A psicóloga defende que possa ser dado a escolher a cada criança, para quem quererá dirigir aquela prenda elaborada no âmbito do Dia do Pai. “É importante que o foco seja colocado numa figura de referência à escolha da criança para quem se possa destinar uma prenda construída e até se possa convidar para participar em alguma atividade escolar, se for o caso”, afirma. 

“Poderá ser para uma Super Mãe, no caso de uma família monoparental ou homoparental, poderá ser para uma outra figura masculina de referência como um Padrinho, um Tio ou um Avô. Há é que envolver a criança, dando-lhe essa possibilidade de escolha e de expressão, sem julgamento nem crítica”.

A especialista Tânia Correia defende a mesma linha de pensamento, asseverando, porém, que a criança deve ter a opção de fazer ou não o presente e, mesmo quando o faz, ter a liberdade de não o oferecer a ninguém. “É preciso deixar a decisão do lado das crianças, porque para elas pode não ter o significado que achamos que terá.

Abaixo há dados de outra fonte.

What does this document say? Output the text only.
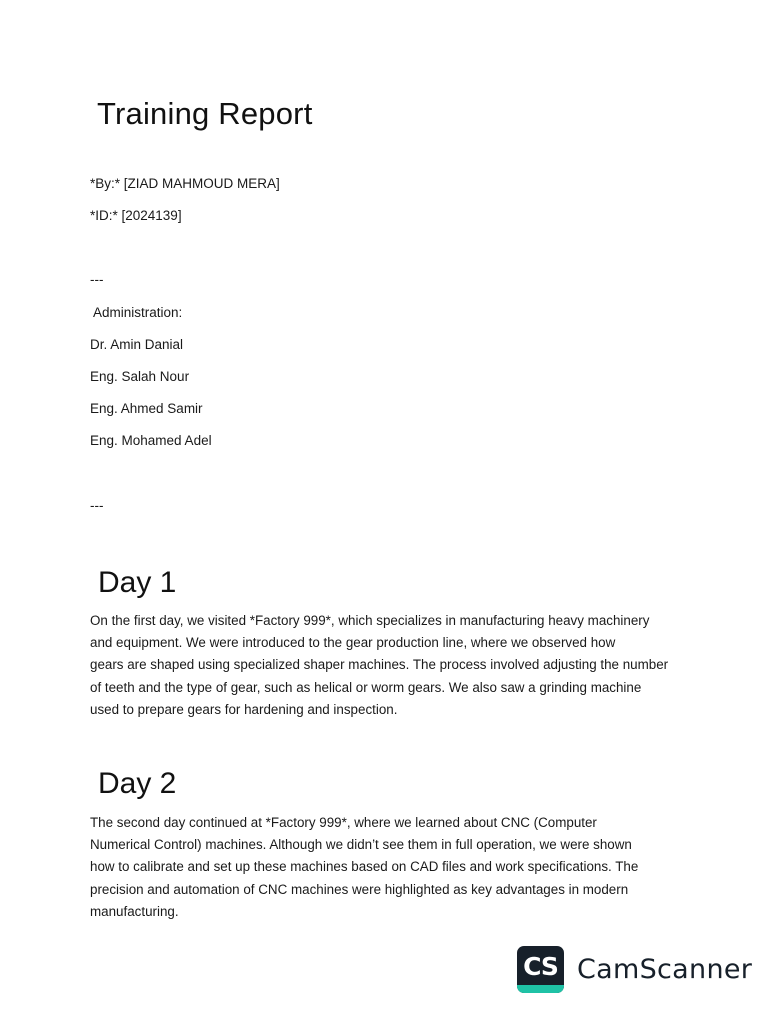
Training Report
*By:* [ZIAD MAHMOUD MERA]
*ID:* [2024139]
---
Administration:
Dr. Amin Danial
Eng. Salah Nour
Eng. Ahmed Samir
Eng. Mohamed Adel
---
Day 1
On the first day, we visited *Factory 999*, which specializes in manufacturing heavy machinery
and equipment. We were introduced to the gear production line, where we observed how
gears are shaped using specialized shaper machines. The process involved adjusting the number
of teeth and the type of gear, such as helical or worm gears. We also saw a grinding machine
used to prepare gears for hardening and inspection.
Day 2
The second day continued at *Factory 999*, where we learned about CNC (Computer
Numerical Control) machines. Although we didn’t see them in full operation, we were shown
how to calibrate and set up these machines based on CAD files and work specifications. The
precision and automation of CNC machines were highlighted as key advantages in modern
manufacturing.
CS CamScanner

É preciso não colocar obrigações”, refere. 

A escola deve ainda “trabalhar as diferentes diversidades familiares”, lembrando ainda os casais homossexuais, e como estes temas devem ser discutidos com as crianças no âmbito escolar.

Por sugestão social a cultural, a criança tenderá a procurar uma figura masculina de substituição, mas o “mais importante é que seja a criança a escolher a quem entregar a lembrança”. 

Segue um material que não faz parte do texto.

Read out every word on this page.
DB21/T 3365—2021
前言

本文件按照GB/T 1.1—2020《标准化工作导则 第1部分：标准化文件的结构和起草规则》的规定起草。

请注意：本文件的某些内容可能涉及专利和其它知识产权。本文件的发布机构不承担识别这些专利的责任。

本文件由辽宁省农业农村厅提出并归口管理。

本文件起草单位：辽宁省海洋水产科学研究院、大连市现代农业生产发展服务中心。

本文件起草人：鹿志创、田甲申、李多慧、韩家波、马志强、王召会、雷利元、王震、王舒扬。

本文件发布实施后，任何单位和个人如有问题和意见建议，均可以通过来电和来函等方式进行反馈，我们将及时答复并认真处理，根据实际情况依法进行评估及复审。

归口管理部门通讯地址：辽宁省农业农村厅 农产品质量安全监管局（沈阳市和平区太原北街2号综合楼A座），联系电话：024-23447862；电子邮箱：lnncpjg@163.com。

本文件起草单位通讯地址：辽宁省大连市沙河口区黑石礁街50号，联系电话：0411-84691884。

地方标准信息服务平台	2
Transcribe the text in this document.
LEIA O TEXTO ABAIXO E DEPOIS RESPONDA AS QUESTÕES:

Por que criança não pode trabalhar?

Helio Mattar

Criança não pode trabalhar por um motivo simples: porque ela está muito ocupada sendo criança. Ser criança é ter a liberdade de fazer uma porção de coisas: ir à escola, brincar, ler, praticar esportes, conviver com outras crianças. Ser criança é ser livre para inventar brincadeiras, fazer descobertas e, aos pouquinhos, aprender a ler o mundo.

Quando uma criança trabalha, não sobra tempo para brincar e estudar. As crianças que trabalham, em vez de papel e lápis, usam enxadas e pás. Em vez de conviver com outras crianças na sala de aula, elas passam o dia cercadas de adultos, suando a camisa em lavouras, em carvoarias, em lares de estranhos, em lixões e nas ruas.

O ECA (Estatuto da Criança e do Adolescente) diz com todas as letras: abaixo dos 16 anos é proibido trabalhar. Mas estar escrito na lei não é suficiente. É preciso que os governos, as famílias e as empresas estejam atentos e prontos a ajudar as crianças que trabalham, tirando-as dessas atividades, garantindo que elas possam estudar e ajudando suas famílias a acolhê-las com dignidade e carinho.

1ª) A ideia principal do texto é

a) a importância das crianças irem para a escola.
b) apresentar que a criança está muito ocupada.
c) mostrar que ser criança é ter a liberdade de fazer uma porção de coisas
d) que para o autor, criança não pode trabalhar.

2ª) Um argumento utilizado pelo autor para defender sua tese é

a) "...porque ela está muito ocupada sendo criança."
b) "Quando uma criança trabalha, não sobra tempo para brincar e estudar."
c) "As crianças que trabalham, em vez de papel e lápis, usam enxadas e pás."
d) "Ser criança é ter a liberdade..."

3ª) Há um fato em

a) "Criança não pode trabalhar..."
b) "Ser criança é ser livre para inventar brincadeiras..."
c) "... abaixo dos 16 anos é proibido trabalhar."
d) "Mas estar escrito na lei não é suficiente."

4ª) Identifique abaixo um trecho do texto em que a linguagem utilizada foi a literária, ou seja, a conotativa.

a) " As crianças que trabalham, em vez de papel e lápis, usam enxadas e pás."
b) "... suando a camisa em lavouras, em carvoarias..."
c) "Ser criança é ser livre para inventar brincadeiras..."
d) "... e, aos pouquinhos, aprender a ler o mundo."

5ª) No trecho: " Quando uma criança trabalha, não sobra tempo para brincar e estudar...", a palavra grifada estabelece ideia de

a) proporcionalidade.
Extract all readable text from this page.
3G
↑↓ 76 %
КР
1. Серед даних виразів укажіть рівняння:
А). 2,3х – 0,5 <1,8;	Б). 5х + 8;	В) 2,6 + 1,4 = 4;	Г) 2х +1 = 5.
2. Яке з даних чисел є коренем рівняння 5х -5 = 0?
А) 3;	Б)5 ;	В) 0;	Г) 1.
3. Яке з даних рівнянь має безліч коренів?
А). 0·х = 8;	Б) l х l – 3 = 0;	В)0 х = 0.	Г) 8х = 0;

Abolir Dia do Pai/Mãe nas escolas é proteger demasiado?

Enquanto há cada vez mais quem defenda a instauração do Dia da Família, abolindo assim a celebração da mãe ou do pai, há vozes que se levantam em como não se deve ignorar a realidade dos outros 364 dias do ano, não colocando a criança, assim, numa bolha de proteção. 

“A criança não é capaz ainda de distinguir o papel que tem ou não na ausência de um pai, portanto não estamos a proteger em excesso alguém que não tem capacidade para ligar com aquilo”, começa por defender Tânia Correia, acrescentando que evitar expor a criança a algo que lhe provoca dor é o correto a fazer. 

“Acima de tudo este dias são de celebração. Sujeitar uma criança a uma dor intensa não é promover a aprendizagem”, reitera. 

“Construir um ambiente inclusivo na escola não passa por envolver a criança numa bolha de proteção mas sim por modelar os mais novos por valores de igualdade e respeito pela diversidade, com condições de equidade entre todos”, cimenta Filipa Jardim da Silva, afirmando ainda que, por mais inclusiva que seja a escola, continua a ser fundamental que as famílias e os educadores/professores fomentem o desenvolvimento de competências emocionais e pessoais nos mais novos, com vista a que tenham “capacidade de gerir adversidade, de lidar com a diferença e de saber regular as suas emoções nas mais diferentes situações no dia a dia”.

Por fim, Tânia Correia defende que se prefira Dia da Família, uma vez que acredita que este vai “ajudar a que muitas crianças não sintam o peso do dia e a rejeição porque podem integrar neste dia figuras com quem se sentem confortáveis”. Fazendo questão de celebrar o Dia do Pai ou da Mãe, “cada um de nós nos seus lares pode fazê-lo”. 

Famílias tradicionais têm o dever de educar para a diferença 

Para Tânia Correia, também quem está inserido numa família tradicional tem o “dever social de trabalhar os vários modelos de família com as suas crianças”, uma vez as crianças que não estão numa estrutura “tão habitual”, por vezes sofrem comentários por parte de colegas. Estes, na sua maioria, não são feitos com maldade mas sim com “estranheza”, uma vez que a criança está a ser confrontada com uma realidade que desconhece. 

“Esses comentários podem magoar bastante a criança que naquele dia não tem o pai e enquanto sociedade temos de trabalhar com as nossas crianças para evitar estas situações”, refere a especialista. 

No mesmo sentido, Filipa Jardim da Silva, defende que os adultos, “sejam os da família sejam os educadores e professores”, necessitam de estar atentos aos mais novos, mas também de “desenvolver bons níveis de inteligência emocional que lhes permitam escolher bem as palavras e gerir com sensibilidade as diferenças existentes numa sala de aula, tornando o ambiente e a educação mais inclusiva”.